I write this blog for a very focused audience. I write it for friends, former co-workers, and professional acquaintances. For the most part, what happens here stays within that circle.
However, this is still a public site. It stays public because there may be times when lessons learned here or information posted here could be useful for the outside world. I get about 800 new visitors each month as a result of searches through the major search engines, so it's all worthwhile.
One thing that regular visitors know about me is that I vent. I vent a lot. The world has a lot of stuff to be angry about, and at least for me, it's safer and cleaner to vent into the digital ether than it is to take it out on the people in the world around me.
In this case, venting led to a lot of light being shown on the subject of piracy. Almost every site I've gone to today has had some sort of conversation going on related to piracy. Tons of debate between those that believe that if you don't pay for it you shouldn't have it versus people who believe that piracy is a godsend to computers and everyone inbetween.
My original vent was because pirates had been moving beyond just getting illegal copies of software I had worked on, and had moved to expecting me to support their illegal copies. So I vented. That vent led to a press interview and a lot of news coverage that I don't think anyone expected. Lots of people read their own personal agendas into both.
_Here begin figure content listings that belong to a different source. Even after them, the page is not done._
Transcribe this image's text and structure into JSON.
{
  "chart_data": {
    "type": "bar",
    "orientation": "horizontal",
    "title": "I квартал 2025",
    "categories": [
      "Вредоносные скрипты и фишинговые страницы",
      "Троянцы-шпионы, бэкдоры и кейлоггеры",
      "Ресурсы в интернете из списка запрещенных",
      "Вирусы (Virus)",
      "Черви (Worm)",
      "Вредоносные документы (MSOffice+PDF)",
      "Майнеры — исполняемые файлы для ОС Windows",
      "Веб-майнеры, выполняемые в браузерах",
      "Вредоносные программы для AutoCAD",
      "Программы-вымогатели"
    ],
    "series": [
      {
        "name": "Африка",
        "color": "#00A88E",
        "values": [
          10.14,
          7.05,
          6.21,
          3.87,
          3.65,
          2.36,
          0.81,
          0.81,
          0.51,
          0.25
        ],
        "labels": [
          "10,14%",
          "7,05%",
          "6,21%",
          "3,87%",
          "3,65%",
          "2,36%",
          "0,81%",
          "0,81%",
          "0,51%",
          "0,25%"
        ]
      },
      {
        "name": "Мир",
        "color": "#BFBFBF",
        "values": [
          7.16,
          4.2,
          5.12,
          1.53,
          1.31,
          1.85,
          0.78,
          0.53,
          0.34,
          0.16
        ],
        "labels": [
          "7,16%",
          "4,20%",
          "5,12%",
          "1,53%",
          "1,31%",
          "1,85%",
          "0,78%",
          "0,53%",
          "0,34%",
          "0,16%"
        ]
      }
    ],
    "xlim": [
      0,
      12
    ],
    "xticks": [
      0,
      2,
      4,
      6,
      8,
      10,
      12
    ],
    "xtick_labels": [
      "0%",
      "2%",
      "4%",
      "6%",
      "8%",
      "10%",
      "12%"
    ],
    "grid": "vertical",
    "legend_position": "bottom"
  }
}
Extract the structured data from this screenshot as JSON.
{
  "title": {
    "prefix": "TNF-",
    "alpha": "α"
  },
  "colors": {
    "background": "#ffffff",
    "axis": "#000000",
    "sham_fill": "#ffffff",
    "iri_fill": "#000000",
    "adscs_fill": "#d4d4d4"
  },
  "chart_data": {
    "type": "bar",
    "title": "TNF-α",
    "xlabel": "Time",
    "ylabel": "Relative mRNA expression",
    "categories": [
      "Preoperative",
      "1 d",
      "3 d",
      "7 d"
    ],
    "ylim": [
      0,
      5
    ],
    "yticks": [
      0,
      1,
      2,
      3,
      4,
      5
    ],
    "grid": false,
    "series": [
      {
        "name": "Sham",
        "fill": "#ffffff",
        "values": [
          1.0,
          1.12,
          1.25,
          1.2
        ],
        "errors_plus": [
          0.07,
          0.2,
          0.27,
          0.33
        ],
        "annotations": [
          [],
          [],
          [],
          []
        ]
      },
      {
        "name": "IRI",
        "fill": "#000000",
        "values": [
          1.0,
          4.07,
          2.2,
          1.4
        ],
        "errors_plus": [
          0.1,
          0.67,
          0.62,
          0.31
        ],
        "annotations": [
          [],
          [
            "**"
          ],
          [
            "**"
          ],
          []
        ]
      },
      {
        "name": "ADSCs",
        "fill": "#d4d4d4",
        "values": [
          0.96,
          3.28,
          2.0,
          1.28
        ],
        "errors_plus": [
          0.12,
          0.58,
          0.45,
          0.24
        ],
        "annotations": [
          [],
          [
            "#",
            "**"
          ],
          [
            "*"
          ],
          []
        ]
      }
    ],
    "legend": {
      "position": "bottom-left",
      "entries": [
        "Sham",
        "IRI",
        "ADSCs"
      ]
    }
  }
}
Some believed that I was forecasting the doom and gloom of the industry. Others believed that I was broadcasting my incompetence. Others believed that I was proof that DRM doesn't work. Others used me as validation of their own sick, twisted theories of the world. Me? I was exposing a data point that was pissing me off, with a little extrapolation thrown in for good measure.
Now I can't say much about piracy that hasn't already been said, but I can say this...I haven't received a single request for tech support from a pirated copy of the game since Chris Remo's interview went live. Not one.
I like trying to identify problems early and shine a light on them so that we can see the problem for what it really is. In this case, it seems that the light being generated by all of this discussion is scaring away the people who would be testing their limits.
Piracy has been a problem in this industry for so long that people have become accustomed to it. Defeatist attitudes by some of this industry's most respected names have essentially led to a free-for-all, and has turned piracy into a problem that is so large that we may not be able to solve it to any meaningful degree.
The problem that I have been having (pirates wanting support) hasn't just been isolated to Ritual. I've gotten hundreds of E-mails from developers all over the world asking about what I was doing because they have similar issues. Verification steps (user ID's, serial number checks, etc.) all seem to be failing. Hundreds of manhours per developer being spent trying to chase down issues, only to find that they were introduced in the pirated product. I shared my methods and results with those who asked. Piracy may seem unsolvable, but support for pirates is still a small enough issue that it can potentially be solved without causing undue hardship on legitimate customers.
For now, the problem has vanished due to the light. It's going to come back, and I intend to be ready for it, as do many of my fellow game developers.